Infrared Interferometric Three-Dimensional Diagnosis of the Atmospheric Dynamics of the AGB Star R Dor with VLTI/AMBER

The mechanism of mass loss in late evolutionary stages of low- and intermediate-mass stars is not yet well understood. Therefore, it is crucial to study the dynamics of the region within a few R-*, where the wind acceleration is considered to take place. We present a three-dimensional diagnosis of the atmospheric dynamics of the closest asymptotic giant branch star R. Dor from the low photospheric layers to the extended outer atmosphere, for the first time for a star other than the Sun. The images reconstructed with a spatial resolution of 6.8 mas-seven times finer than the star's angular diameter of 51.2 mas in the continuum-using the AMBER instrument at the Very Large Telescope Interferometer show a large, bright region over the surface of the star and an extended atmosphere.
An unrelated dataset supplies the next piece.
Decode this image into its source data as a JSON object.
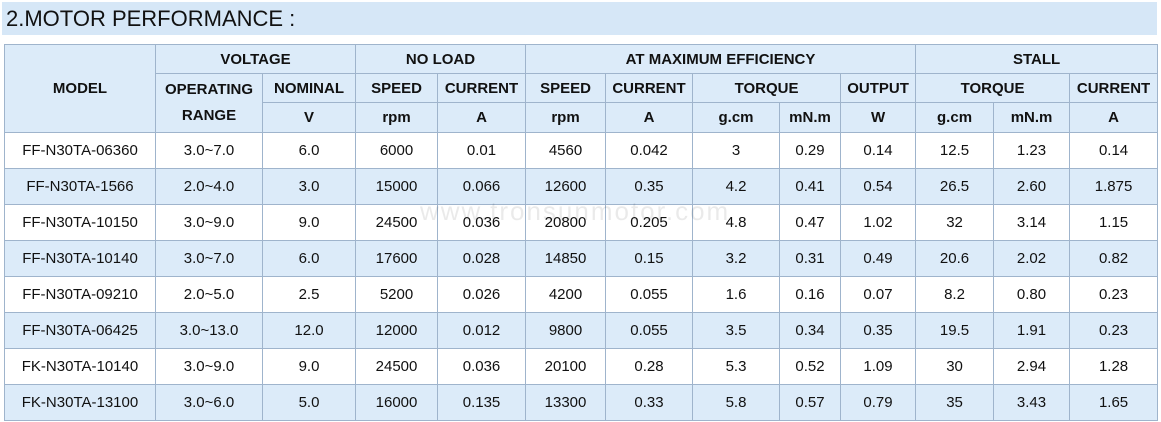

The velocity-field maps over the star's surface and atmosphere obtained from the Mg and H2O lines near 2.3 mu m forming at atmospheric heights below similar to 1.5 R-* show little systematic motion beyond the measurement uncertainty of 1.7 km s(-1). In marked contrast, the velocity-field map obtained from the CO first overtone lines reveals systematic outward motion at 7-15 km s(-1) in the extended outer atmosphere at a height of similar to 1.8 R-*. Given the detection of dust formation at similar to 1.5 R-*, the strong acceleration of material between similar to 1.5 and 1.8 R-* may be caused by the radiation pressure on dust grains. However, we cannot yet exclude the possibility that the outward motion may be intermittent, caused by ballistic motion due to convection and/or pulsation.